The Frenchman has made scoring against Chelsea a fun habit in his time with Everton and has, in the last year, scored three of the Blues's four goals against the West Londoners. The other was scored by Jermaine Beckford and given Victor Anichebe's petulant and ineffective display at Bolton, it would be criminal if the ex-Leeds man wasn't given the opportunity to repeat his scoring heroics against Carlo Ancelotti's side.
The other missing player will be Jack Rodwell whose enterprise against Blackpool helped create two of Saha's goals that day and might have yielded another were it not for some incredible defending by Ian Evatt.
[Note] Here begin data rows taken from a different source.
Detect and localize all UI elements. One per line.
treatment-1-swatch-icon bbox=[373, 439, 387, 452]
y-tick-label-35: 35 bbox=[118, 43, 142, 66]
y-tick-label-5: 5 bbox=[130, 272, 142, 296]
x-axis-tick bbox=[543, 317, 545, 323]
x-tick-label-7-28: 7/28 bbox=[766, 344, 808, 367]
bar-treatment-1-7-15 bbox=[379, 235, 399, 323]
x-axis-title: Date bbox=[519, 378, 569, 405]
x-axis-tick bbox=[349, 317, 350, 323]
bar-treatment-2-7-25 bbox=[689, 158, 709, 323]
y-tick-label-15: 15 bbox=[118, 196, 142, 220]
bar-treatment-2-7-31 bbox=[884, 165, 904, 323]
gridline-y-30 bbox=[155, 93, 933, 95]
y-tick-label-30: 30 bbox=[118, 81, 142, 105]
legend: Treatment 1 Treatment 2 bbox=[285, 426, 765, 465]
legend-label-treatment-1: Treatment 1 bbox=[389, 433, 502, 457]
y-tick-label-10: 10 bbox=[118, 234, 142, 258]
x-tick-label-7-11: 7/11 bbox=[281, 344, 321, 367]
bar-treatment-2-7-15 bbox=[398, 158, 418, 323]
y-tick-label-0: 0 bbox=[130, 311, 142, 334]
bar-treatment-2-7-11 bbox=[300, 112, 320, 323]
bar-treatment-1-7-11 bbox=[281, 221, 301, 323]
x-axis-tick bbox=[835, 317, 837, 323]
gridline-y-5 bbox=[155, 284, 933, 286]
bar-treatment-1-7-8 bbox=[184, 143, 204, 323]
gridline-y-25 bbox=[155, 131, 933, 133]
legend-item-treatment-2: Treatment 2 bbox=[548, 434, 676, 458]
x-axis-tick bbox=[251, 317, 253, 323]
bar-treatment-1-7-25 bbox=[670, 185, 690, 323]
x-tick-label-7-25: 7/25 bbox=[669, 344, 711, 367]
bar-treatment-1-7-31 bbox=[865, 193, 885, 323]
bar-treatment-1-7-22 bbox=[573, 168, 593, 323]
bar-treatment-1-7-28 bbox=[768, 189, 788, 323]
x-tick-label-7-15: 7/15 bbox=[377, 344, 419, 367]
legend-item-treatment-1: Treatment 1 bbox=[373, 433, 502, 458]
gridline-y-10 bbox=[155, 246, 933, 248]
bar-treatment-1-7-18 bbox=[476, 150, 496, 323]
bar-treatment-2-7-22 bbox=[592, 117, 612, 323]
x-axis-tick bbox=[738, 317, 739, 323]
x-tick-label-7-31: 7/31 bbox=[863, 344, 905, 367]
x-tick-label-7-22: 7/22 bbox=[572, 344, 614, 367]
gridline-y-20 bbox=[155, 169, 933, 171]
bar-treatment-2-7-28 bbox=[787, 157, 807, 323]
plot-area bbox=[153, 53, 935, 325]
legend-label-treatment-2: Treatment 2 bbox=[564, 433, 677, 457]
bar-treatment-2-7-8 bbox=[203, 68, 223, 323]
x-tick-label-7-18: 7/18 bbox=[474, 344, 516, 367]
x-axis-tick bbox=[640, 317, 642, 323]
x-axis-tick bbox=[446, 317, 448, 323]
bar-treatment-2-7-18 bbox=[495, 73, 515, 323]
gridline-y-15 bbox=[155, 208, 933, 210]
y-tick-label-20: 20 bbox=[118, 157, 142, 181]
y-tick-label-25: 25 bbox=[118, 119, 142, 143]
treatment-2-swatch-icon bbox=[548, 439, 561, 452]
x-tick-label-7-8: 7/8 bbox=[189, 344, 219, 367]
The 19 year-old picked up a groin strain playing for England U-21s 10 days ago and is ruled out until March.
Assuming Saha doesn't make it — and the 32 year-old hasn't shown much of a propensity to bounce back quickly from his various muscle strains — that leaves Moyes with the same options as he had going into last weekend's match, though with plenty to think about given the shocking nature of the team's performance.
In addition to Anichebe, John Heitinga might be at risk, paving the way for Phil Jagielka to return to the first team for Phil Jagielka and Diniyar Bilyaletdinov could find himself making may for Leon Osman, even though he fared little better than the Russian on Sunday after coming on as a second-half substitute. Magaye Gueye, a name that becomes harder and harder to ignore the more those ahead of in the queue for the left midfield role continue to under-perform and the more curiosity about his ability to be be the replacement for Steven Pienaar builds among supporters, remains an onlooker in the meanwhile.
Chelsea will be without their of their latest high-profile signings in the form of Fernando Torres and David Luiz, both of whom are ineligible but Didier Drogba, John Mikel Obi and Kalou are all in contention having sat out the goalless draw with Fulham on Monday.
With Ancelotti wanting more out of a team that is clearly struggling for consistency, there is plenty of scope for Everton to spring a surprise and escape into the fifth round with the FA Cup holders' scalp in hand but it's going to take a shift in attitude and performance from last weekend of monumental proportions if they're to achieve it.
They'll be roared on by 6,000 laudible supporters, though — the traveling Blues bought up the full away allocation — and it'll be up to the players to reward that loyalty with a valiant effort to finally gain revenge for that Wembley disappointment two years ago.